By Amelia’s admittedly imprecise reckoning, it was the fourteenth day of her captivity before she finally caught sight of a doctor. He stopped outside her door, a nurse by his side. She straightened and readied herself to speak, her heart pounding. The doctor wore finely tailored wool, and his silver hair was smoothed back with pomade. She fought down a feeli
ng of instant dislike.
“Carolina Casey,” the nurse read off a clipboard. “Vagrant, possible dipsomaniac.”
The doctor made a noise. “Any incidents since her arrival?”
“Nothing of note.”
“Move her to the wards, then. Number three. See how she does there.” He began to move away without ever having looked at her.
His dismissal was like a slap, and Amelia leapt to her feet. “Doctor! Please, I need to speak with you.”
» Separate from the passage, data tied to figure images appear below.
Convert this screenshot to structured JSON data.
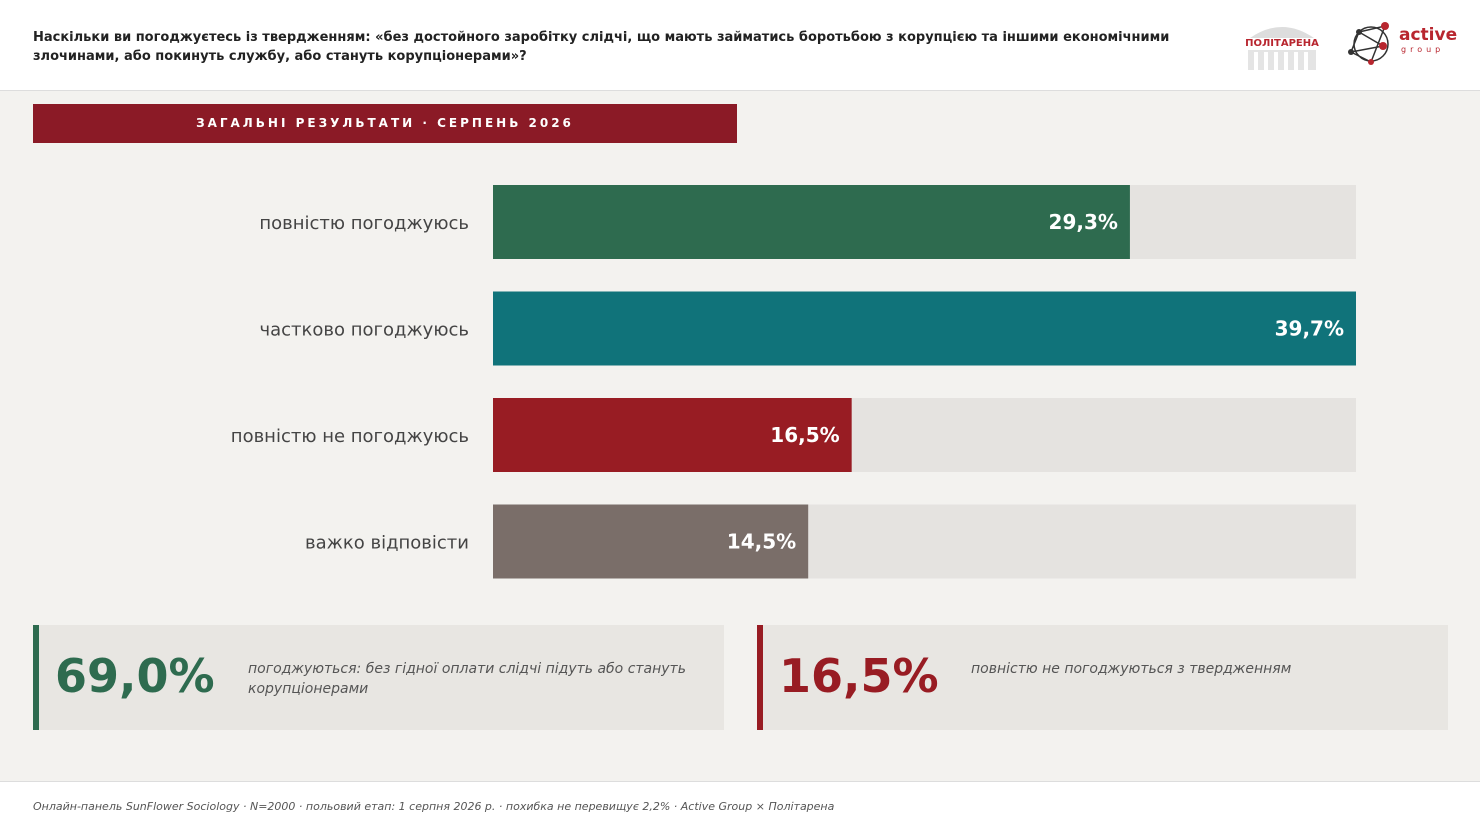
{
  "header": {
    "question": "Наскільки ви погоджуєтесь із твердженням: «без достойного заробітку слідчі, що мають займатись боротьбою з корупцією та іншими економічними злочинами, або покинуть службу, або стануть корупціонерами»?",
    "logo_left": "ПОЛІТАРЕНА",
    "logo_right": "active",
    "logo_right_sub": "group"
  },
  "banner": "ЗАГАЛЬНІ РЕЗУЛЬТАТИ · СЕРПЕНЬ 2026",
  "chart_data": {
    "type": "hbar",
    "categories": [
      "повністю погоджуюсь",
      "частково погоджуюсь",
      "повністю не погоджуюсь",
      "важко відповісти"
    ],
    "values": [
      29.3,
      39.7,
      16.5,
      14.5
    ],
    "value_labels": [
      "29,3%",
      "39,7%",
      "16,5%",
      "14,5%"
    ],
    "colors": [
      "#2e6b4f",
      "#10737a",
      "#981c23",
      "#7a6e69"
    ]
  },
  "summary": [
    {
      "value": "69,0%",
      "text": "погоджуються: без гідної оплати слідчі підуть або стануть корупціонерами",
      "color": "#2e6b4f"
    },
    {
      "value": "16,5%",
      "text": "повністю не погоджуються з твердженням",
      "color": "#981c23"
    }
  ],
  "footer": "Онлайн-панель SunFlower Sociology · N=2000 · польовий етап: 1 серпня 2026 р. · похибка не перевищує 2,2% · Active Group × Політарена"
}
He stopped, turned. His gaze flickered over her, settling on a point somewhere behind her head. “Yes?”
Her carefully prepared speech fled in the face of his disinterest. She groped for a moment before picking up the thread. “I… I shouldn’t be here. I’m quite well. I was ill, you see, but—”
He cut her off. “Yes, yes, of course. You aren’t ill any longer, you have friends who would care for you, you certainly aren’t insane, you are here through mere happenstance, no fault of your own, and I should release you immediately. Is that what you were going to say?”
Startled, she blinked at him. “Yes, I—”
He interrupted again. “Miss…” He looked at the nurse.
“Casey,” she supplied, after a swift glance at the paper.
“Miss Casey, you cannot expect to be the judge of your own condition. And I assure you, if those things were true, you would not have been brought here in the first place. You should be grateful those who know better are able to look after you.”
He turned on his heel and walked away, the nurse hurrying after him.
7
The suggestion was so lewdly graphic that Andrew felt his eyebrows climb toward his hairline. He regained control of his expression, if only just, but couldn’t stop a flush from spilling across his cheeks and down the back of his neck. The patient cackled at his discomfiture before settling back onto her cot with a satisfied grunt.
He gave her a quelling look and finished his review of her file without further interruption: a long history of arrests for prostitution and drunkenness; no known family; committed to the city lunatic asylum after repeated public indecencies.